Some molecules cannot be represented by a single Lewis structure. Resonance structures are multiple valid Lewis structures that together describe the actual bonding, where electrons are delocalized across multiple bonds. The actual structure is a hybrid of all resonance forms, with bond order and length between single and double bond values.
When you learned to draw Lewis structures, you placed electrons into bonds and lone pairs to satisfy the octet rule. That works perfectly for molecules like water or methane, where one arrangement accounts for all the bonding. But consider the carbonate ion, CO₃²⁻. You can draw a valid Lewis structure with a double bond to one oxygen and single bonds to the other two — but which oxygen gets the double bond? There is no experimental reason to pick one over another, and in fact measurements show all three C–O bonds are identical. A single Lewis structure cannot capture this reality, so we draw all three possibilities and call them resonance structures.
The critical idea is that resonance structures are not different molecules flickering back and forth. The molecule does not alternate between forms. Instead, the true electronic structure is a resonance hybrid — a weighted average of all contributing structures, the way a mule is a hybrid of a horse and a donkey rather than something that switches between the two. In carbonate, each C–O bond has a bond order of 1⅓, intermediate between a single bond (longer, weaker) and a double bond (shorter, stronger). The electrons are delocalized — spread across all three bonds simultaneously rather than pinned to one location.
Not all resonance structures contribute equally to the hybrid. A structure in which every atom has a complete octet, formal charges are minimized, and any negative formal charge sits on the more electronegative atom is a major contributor. Structures that violate these guidelines still participate but carry less weight. For example, in the cyanate ion (OCN⁻), the structure placing the negative formal charge on oxygen is a larger contributor than the one placing it on nitrogen, because oxygen is more electronegative and better stabilizes negative charge.
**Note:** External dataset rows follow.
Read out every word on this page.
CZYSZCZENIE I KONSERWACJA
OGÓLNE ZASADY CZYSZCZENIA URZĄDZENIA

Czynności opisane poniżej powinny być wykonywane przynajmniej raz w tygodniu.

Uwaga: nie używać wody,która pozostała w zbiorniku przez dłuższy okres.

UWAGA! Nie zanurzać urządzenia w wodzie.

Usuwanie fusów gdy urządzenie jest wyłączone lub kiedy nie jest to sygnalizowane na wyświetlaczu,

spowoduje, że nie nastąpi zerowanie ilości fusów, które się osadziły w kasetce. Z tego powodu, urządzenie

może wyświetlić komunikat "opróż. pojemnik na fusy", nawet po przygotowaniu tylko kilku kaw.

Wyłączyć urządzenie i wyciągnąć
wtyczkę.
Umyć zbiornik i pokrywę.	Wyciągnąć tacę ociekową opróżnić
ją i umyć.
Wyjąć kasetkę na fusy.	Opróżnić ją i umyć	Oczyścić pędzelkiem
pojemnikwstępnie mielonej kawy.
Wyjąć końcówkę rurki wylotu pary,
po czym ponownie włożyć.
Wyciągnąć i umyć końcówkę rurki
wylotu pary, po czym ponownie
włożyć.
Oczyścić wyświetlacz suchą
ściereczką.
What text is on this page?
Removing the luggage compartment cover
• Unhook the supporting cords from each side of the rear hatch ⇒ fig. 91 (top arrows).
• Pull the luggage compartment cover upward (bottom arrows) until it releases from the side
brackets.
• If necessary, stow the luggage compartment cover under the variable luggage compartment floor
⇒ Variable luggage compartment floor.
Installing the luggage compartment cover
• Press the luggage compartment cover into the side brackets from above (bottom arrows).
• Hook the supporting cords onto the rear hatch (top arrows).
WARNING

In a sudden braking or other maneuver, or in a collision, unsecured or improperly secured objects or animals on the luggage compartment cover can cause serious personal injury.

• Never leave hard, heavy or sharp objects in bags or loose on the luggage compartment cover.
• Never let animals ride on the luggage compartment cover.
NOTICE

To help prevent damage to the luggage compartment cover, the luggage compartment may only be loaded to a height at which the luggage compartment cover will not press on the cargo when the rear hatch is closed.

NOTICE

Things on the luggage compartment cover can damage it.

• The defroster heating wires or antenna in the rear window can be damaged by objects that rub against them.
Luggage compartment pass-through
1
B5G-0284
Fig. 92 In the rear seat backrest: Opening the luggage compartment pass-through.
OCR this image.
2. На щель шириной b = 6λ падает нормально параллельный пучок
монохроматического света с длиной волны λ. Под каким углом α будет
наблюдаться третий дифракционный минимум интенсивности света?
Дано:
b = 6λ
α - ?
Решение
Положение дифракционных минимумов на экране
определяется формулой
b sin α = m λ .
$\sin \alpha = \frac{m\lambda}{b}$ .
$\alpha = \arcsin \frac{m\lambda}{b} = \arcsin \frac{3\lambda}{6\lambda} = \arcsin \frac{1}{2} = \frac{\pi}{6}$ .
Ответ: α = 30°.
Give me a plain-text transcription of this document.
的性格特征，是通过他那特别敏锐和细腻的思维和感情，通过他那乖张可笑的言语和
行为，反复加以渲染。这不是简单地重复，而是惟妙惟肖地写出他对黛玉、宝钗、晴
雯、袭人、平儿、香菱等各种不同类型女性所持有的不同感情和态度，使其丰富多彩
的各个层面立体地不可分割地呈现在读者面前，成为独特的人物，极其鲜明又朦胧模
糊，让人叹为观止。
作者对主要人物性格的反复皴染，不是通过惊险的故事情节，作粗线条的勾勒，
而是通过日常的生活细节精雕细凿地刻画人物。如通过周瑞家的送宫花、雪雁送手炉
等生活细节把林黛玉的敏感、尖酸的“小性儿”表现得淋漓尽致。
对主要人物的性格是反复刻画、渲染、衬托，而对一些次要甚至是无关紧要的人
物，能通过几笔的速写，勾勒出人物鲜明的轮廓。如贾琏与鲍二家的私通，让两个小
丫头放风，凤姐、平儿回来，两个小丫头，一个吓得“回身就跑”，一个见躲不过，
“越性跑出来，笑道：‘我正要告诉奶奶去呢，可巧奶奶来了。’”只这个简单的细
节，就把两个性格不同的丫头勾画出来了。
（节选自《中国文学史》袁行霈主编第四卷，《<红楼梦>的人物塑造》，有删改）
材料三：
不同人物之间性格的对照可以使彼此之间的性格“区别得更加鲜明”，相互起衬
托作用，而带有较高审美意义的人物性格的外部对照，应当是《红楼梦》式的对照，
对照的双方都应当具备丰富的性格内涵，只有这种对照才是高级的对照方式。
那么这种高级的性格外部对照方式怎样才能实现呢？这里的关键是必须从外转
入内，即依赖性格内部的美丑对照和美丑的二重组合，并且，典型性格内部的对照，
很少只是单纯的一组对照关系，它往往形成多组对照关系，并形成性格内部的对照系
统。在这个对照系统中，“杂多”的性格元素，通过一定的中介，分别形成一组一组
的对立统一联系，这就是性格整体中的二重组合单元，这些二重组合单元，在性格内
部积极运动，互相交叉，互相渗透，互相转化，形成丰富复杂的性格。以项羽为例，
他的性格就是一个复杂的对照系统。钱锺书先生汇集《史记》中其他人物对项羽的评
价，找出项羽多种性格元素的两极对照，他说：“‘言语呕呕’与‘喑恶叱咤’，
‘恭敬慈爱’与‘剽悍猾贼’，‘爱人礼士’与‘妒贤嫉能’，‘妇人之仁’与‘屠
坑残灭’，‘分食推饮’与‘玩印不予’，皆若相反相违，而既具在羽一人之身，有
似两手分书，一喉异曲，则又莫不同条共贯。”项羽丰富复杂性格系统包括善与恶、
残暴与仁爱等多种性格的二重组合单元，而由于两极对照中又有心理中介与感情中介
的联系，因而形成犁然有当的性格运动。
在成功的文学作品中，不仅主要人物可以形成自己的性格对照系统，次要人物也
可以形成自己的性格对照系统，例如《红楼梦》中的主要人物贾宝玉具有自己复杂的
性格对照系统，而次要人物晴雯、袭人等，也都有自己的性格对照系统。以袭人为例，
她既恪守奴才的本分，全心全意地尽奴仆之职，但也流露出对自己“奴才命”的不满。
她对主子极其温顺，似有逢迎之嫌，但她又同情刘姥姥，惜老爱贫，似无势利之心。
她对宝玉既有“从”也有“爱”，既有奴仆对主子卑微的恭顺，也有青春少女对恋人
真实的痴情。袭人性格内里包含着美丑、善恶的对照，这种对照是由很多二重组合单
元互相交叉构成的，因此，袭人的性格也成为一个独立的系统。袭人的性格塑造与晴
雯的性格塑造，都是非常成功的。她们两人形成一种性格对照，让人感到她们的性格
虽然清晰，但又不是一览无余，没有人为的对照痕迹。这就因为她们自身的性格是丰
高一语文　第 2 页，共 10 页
The practical payoff of resonance is that it lets you predict molecular properties from Lewis structures alone. If you can draw multiple valid resonance forms for a species, you know the real bond lengths and strengths will be intermediate, the charge will be spread out (making the species more stable), and the molecule will be harder to break apart than any single structure would suggest. Delocalization through resonance is one of the most powerful stabilizing forces in chemistry, and it will reappear constantly — in aromatic rings, in conjugated systems, and in understanding why some acids are strong and others weak.